The FANTOM consortium has long focused on decoding the regulation of mammalian genome, and notably unveiled its pervasive transcription into RNA, such as introns, antisense strands, repetitive elements and non-coding RNAs. While recent studies have uncovered that many of these RNAs associated with chromatin, the mechanisms and roles of these interactions remain to be comprehensively elucidated. We thus integrated multiple genome-wide technologies such as CAGE, CUT&Tag, ATAC-seq, Hi-C, Cap-trap full-length cDNA seq, and RADICL-seq across 16 human cell types to study the RNA–DNA interactome in a cell type specific context.

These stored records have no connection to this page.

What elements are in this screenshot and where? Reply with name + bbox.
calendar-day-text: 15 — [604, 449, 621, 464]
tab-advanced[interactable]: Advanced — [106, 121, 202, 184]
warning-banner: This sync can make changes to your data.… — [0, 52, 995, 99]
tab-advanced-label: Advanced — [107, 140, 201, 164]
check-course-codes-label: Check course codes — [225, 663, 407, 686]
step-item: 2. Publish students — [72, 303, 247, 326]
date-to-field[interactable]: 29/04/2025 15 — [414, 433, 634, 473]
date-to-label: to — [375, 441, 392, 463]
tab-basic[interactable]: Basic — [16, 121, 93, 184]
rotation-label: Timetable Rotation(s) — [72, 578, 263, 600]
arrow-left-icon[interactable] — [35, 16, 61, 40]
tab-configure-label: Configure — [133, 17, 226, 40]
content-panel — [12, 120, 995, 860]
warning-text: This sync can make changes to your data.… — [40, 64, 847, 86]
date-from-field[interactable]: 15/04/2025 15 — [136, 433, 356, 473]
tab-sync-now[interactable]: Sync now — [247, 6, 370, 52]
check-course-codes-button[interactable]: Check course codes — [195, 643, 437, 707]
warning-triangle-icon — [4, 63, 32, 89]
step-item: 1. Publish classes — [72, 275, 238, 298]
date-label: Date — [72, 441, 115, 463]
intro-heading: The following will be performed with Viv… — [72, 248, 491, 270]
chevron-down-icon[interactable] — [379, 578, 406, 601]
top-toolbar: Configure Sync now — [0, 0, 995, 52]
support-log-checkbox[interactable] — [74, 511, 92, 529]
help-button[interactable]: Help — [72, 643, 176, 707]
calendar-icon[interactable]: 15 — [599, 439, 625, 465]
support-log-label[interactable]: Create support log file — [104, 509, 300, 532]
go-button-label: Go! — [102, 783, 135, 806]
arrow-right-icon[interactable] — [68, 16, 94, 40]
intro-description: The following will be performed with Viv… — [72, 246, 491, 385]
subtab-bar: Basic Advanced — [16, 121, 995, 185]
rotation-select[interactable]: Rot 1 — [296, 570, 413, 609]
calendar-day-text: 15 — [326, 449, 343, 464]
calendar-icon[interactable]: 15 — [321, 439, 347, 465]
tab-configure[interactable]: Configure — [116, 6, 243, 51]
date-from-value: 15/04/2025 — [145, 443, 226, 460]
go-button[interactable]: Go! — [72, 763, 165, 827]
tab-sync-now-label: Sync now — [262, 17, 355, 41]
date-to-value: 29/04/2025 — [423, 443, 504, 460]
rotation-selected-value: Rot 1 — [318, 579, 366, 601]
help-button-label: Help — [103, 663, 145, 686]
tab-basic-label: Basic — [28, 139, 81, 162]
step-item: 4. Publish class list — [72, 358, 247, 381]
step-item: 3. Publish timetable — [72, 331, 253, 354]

Our analyses show that chromatin associated RNAs (caRNAs) derived from both coding and non-coding loci, including newly identified transcripts, form a highly structured and dynamic network of interactions during cellular differentiation. These interactions are not random; caRNAs preferentially target regulatory elements and exhibit strong cell type specificity. Their enrichment at disease-relevant loci underscores the importance of RNA–DNA interactions in maintaining cellular identity and function.
A subset of caRNAs, identified as key breaking points in the RNA–DNA interaction networks, connect to numerous transcription start sites and appear to influence gene activity as either activators or repressors, suggesting a direct role in transcriptional control. In particular, many of these key caRNAs both colocalize and are predicted to interact with RNA binding protein and epigenetic factors at their target regulatory elements.
Functional enrichment analyses link these regulatory caRNAs to crucial biological processes such as cell cycle regulation in iPSCs, neuronal development in neurons, and immune functions in macrophages. Our findings thus shed light on a previously underappreciated layer of genome regulation mediated by caRNAs and provide a foundation for future studies on their roles in differentiation and disease.